Once again I’m getting this up later than I wanted to — not for any legitimate reason aside from the fact that I didn’t get to it until now — so in terms of Scary Things In Writing, what I’m most immediately facing is the terror of flunking at self-imposed deadlines. But something else scary that I’ve been thinking about more generally lately — as I’ve been flailing around filled with an excess of emotion and a severe shortage of proper and appropriate words — is the terror that comes when a really fantastic idea arrives.

Well, what’s the problem? Ideas are great. Fantastic ideas — even better. Why the hell would that be scary?

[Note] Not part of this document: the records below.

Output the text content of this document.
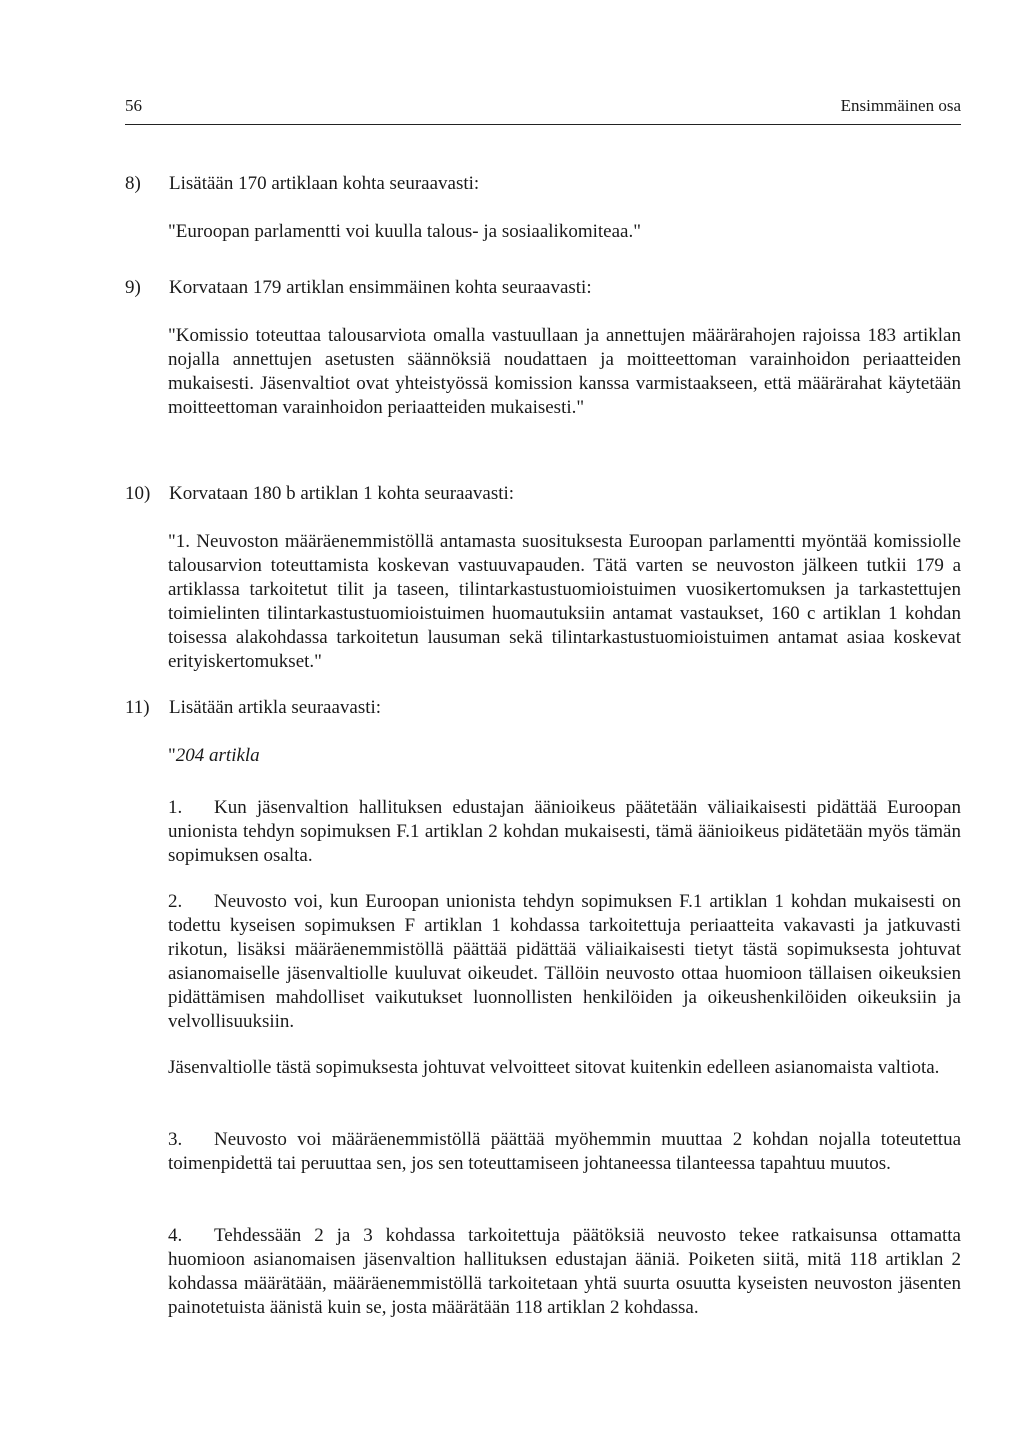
56	Ensimmäinen osa

8) Lisätään 170 artiklaan kohta seuraavasti:

"Euroopan parlamentti voi kuulla talous- ja sosiaalikomiteaa."

9) Korvataan 179 artiklan ensimmäinen kohta seuraavasti:

"Komissio toteuttaa talousarviota omalla vastuullaan ja annettujen määrärahojen rajoissa 183 artiklan nojalla annettujen asetusten säännöksiä noudattaen ja moitteettoman varainhoidon periaatteiden mukaisesti. Jäsenvaltiot ovat yhteistyössä komission kanssa varmistaakseen, että määrärahat käytetään moitteettoman varainhoidon periaatteiden mukaisesti."

10) Korvataan 180 b artiklan 1 kohta seuraavasti:

"1. Neuvoston määräenemmistöllä antamasta suosituksesta Euroopan parlamentti myöntää komissiolle talousarvion toteuttamista koskevan vastuuvapauden. Tätä varten se neuvoston jälkeen tutkii 179 a artiklassa tarkoitetut tilit ja taseen, tilintarkastustuomioistuimen vuosikertomuksen ja tarkastettujen toimielinten tilintarkastustuomioistuimen huomautuksiin antamat vastaukset, 160 c artiklan 1 kohdan toisessa alakohdassa tarkoitetun lausuman sekä tilintarkastustuomioistuimen antamat asiaa koskevat erityiskertomukset."

11) Lisätään artikla seuraavasti:

"204 artikla

1. Kun jäsenvaltion hallituksen edustajan äänioikeus päätetään väliaikaisesti pidättää Euroopan unionista tehdyn sopimuksen F.1 artiklan 2 kohdan mukaisesti, tämä äänioikeus pidätetään myös tämän sopimuksen osalta.

2. Neuvosto voi, kun Euroopan unionista tehdyn sopimuksen F.1 artiklan 1 kohdan mukaisesti on todettu kyseisen sopimuksen F artiklan 1 kohdassa tarkoitettuja periaatteita vakavasti ja jatkuvasti rikotun, lisäksi määräenemmistöllä päättää pidättää väliaikaisesti tietyt tästä sopimuksesta johtuvat asianomaiselle jäsenvaltiolle kuuluvat oikeudet. Tällöin neuvosto ottaa huomioon tällaisen oikeuksien pidättämisen mahdolliset vaikutukset luonnollisten henkilöiden ja oikeushenkilöiden oikeuksiin ja velvollisuuksiin.

Jäsenvaltiolle tästä sopimuksesta johtuvat velvoitteet sitovat kuitenkin edelleen asianomaista valtiota.

3. Neuvosto voi määräenemmistöllä päättää myöhemmin muuttaa 2 kohdan nojalla toteutettua toimenpidettä tai peruuttaa sen, jos sen toteuttamiseen johtaneessa tilanteessa tapahtuu muutos.

4. Tehdessään 2 ja 3 kohdassa tarkoitettuja päätöksiä neuvosto tekee ratkaisunsa ottamatta huomioon asianomaisen jäsenvaltion hallituksen edustajan ääniä. Poiketen siitä, mitä 118 artiklan 2 kohdassa määrätään, määräenemmistöllä tarkoitetaan yhtä suurta osuutta kyseisten neuvoston jäsenten painotetuista äänistä kuin se, josta määrätään 118 artiklan 2 kohdassa.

Because of the thing that I think most writers deal with, either at isolated points or pretty much constantly, which is the fear — nay, the certainty — that you’re not going to get it all. You’re not going to get it intact, or right. Wherever it’s coming from, however it’s coming through, you’re not going to be able to get it all down in as fabulous a form as it appears in your mind. It’s going to come out wrong somehow. Some pieces are going to be lost in translation. Maybe a lot of it will be. Maybe the entire thing.

This is a terror with which I’m intimately familiar, so I’ve spent a fair amount of time ruminating on it, and I’ve arrived at two primary positions concerning it.

First: It’s probably at least partly an accurate impression of what’s really going in in your brain. You have an idea, the idea is blinding and crystalline and perfect and wonderful and you’re filled with ecstasy as you contemplate it. And then, honestly, you just aren’t a good enough writer to get it all down. It doesn’t mean you aren’t still a very good writer; just that you may not always be equal to your ideas. And hey — cry harder. So you have ideas that are just that good. Yes, it’s no fun and it’s a severe blow to your ego realizing that you just can’t get all of it the way it comes to you. Deal with it. We should all be lucky enough to have such problems.

But second — and I think this might actually be true a higher percentage of the time — the idea you have in that first ecstatic flush may not actually be as great as you think it is. Or, you may just not really understand what is great about it.

Here’s the thing: if you’re an even halfway competent writer, you should be able to do a decent enough job with a good idea. Maybe not perfect, but still decent. What the actual process of writing does, one of the things it’s really supremely good for, is separating the conceptual wheat from the conceptual chaff; once you have to actually sit down and work out all the little fiddly bits of plot and character, when you discover the brilliance of your idea fading and all of these problems popping up where sparkles and rainbows used to be, maybe that’s just because you’re seeing your idea as it really is for the first time.

You meet someone. They’re amazing. You fall utterly in love and you move in together and/or get married. And then you’re waking up every day next to this person, and sooner or later the magical glow starts to get a little green around the edges. And at that point, one of two things happens: either you decide that maybe this wasn’t such a great idea after all, or you have to do the tough, everyday work of actually loving this person. Of discovering what it is about them that you really love, once you really start seeing them.

Writing is like love. There’s the fluffy and sentimental and profoundly transient stuff early on — and then there’s what you actually do. The action. The process. The getting-up-every-day-and-working-through-it business. Both are good, in their way. Unfortunately, only one of them is likely to produce anything lasting.